Lá no começo do blog Bibliotecas do Brasil eu fiz um texto sobre o Miró no qual conto um pouco da vida dele, bem como do seu espaço de trabalho mais no final de sua carreira na cidade de Barcelona. Confira um trecho desse texto que ainda é válido para compreender Joan e sua obra:
É um final de tarde laranja em Mont-roig del Camp e Miró está com febre tifóide, com a cabeça queimando e no meio de um colapso mental. Obrigado a ser um contador em uma farmácia pelo pai, sentiu-se violado em aprisionar seus impulsos artísticos e cores primárias presos em livros pardos com dados insignificantes.
Na fazenda da família em Mont-roig, no interior da Catalunha, deprimido, suando de febre o então jovem de 18 anos chegou a uma conclusão: ou viro artista ou é melhor deixar esta febre me levar.
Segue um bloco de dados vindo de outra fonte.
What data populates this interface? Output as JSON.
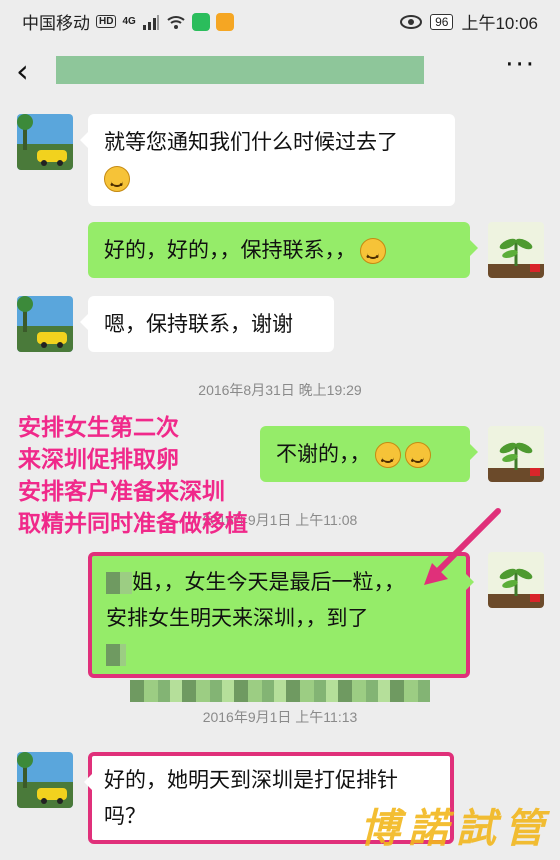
{
  "status_bar": {
    "carrier": "中国移动",
    "hd_badge": "HD",
    "network": "4G",
    "battery": "96",
    "time": "上午10:06"
  },
  "nav": {
    "back_icon": "chevron-left-icon",
    "more_icon": "more-icon",
    "more_label": "···",
    "title_redacted_color": "#8ec69a"
  },
  "messages": [
    {
      "side": "left",
      "text": "就等您通知我们什么时候过去了"
    },
    {
      "side": "right",
      "text": "好的，好的，，保持联系，，"
    },
    {
      "side": "left",
      "text": "嗯，保持联系，谢谢"
    },
    {
      "side": "right",
      "text": "不谢的，，"
    },
    {
      "side": "right",
      "text_suffix": "姐，，女生今天是最后一粒，，",
      "line2": "安排女生明天来深圳，，到了"
    },
    {
      "side": "left",
      "text": "好的，她明天到深圳是打促排针",
      "line2": "吗？"
    }
  ],
  "timestamps": [
    "2016年8月31日 晚上19:29",
    "2016年9月1日 上午11:08",
    "2016年9月1日 上午11:13"
  ],
  "annotation": {
    "lines": [
      "安排女生第二次",
      "来深圳促排取卵",
      "安排客户准备来深圳",
      "取精并同时准备做移植"
    ],
    "color": "#f0298a"
  },
  "watermark": "博諾試管",
  "colors": {
    "bubble_green": "#95ec69",
    "bubble_white": "#ffffff",
    "background": "#ededed",
    "highlight": "#e0307a"
  }
}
Contra os desejos do pai inscreveu-se na escola de Francisco Gali, onde conheceu novas técnicas de pintura, apesar de não conseguir realizar desenhos acadêmicos perfeitos, tinha um controle de cores absurdo.
Lembro de que ao pesquisar sua biografia para o texto me identifiquei com o momento no qual ele se aceitou como artista, venho de uma família que o único objetivo na vida é tornar-se funcionário público ou de alguma estatal com um salário para “viver bem” e “sem preocupações”. Esse pensamento pequeno me aprisionou tanto quanto Miró e como ele também tive o meu colapso mental até me aceitar como artista e me rebelar contra essa predestinação.
A exposição era bem abrangente com muitas pinturas, aquarelas e esculturas que deixavam claro como a ânsia de criação do Joan não possuía limites, parecia que ao ver um papel de pão ele via em suas dobras o começo de mais um desenho ou pintura. Com isso tinha várias obras feitas sobre embalagens ou sacos de algodão cru, cujas texturas eram exploradas por Miró para aumentar o efeito de seus traços.
Ao contrário da exposição do Dalí, que estava muito lotada, não permitindo uma apreciação devida das obras, conseguimos passear por um recorte do mundo criativo do artista Catalão com calma e nos permitindo perscrutar os detalhes. Ficava calculando como havia feito tal traço, qual foi a mistura de água e tinta para chegar a outa transparência e assim por diante. Exposições são também como aulas individuais para artistas que aprendem diretamente dos mestres (muitas vezes mortos há séculos) novas ou melhores formas de se exprimir de forma plástica.
Ao final da tarde, quando saímos do Instituto Tomie Ohtake me senti mais próximo de seu mundo e com a certeza de haver conversado com uma alma que possuía muitos pontos em comum. É delicioso e alentador encontrar pessoas que mesmo vivendo em outro país e de termos dividido o mundo durante apenas dois anos possuem as mesmas indagações e sensibilidades que você. São esses encontros com outros criadores que também possuíam as dificuldades em possuir sensibilidade excessiva com o mundo que me dão um empurrão de seguir em frente, enfrentando também as dificuldades de uma vida alternativa em que meu trabalho é meu lazer e que não possui hora para começar ou acabar.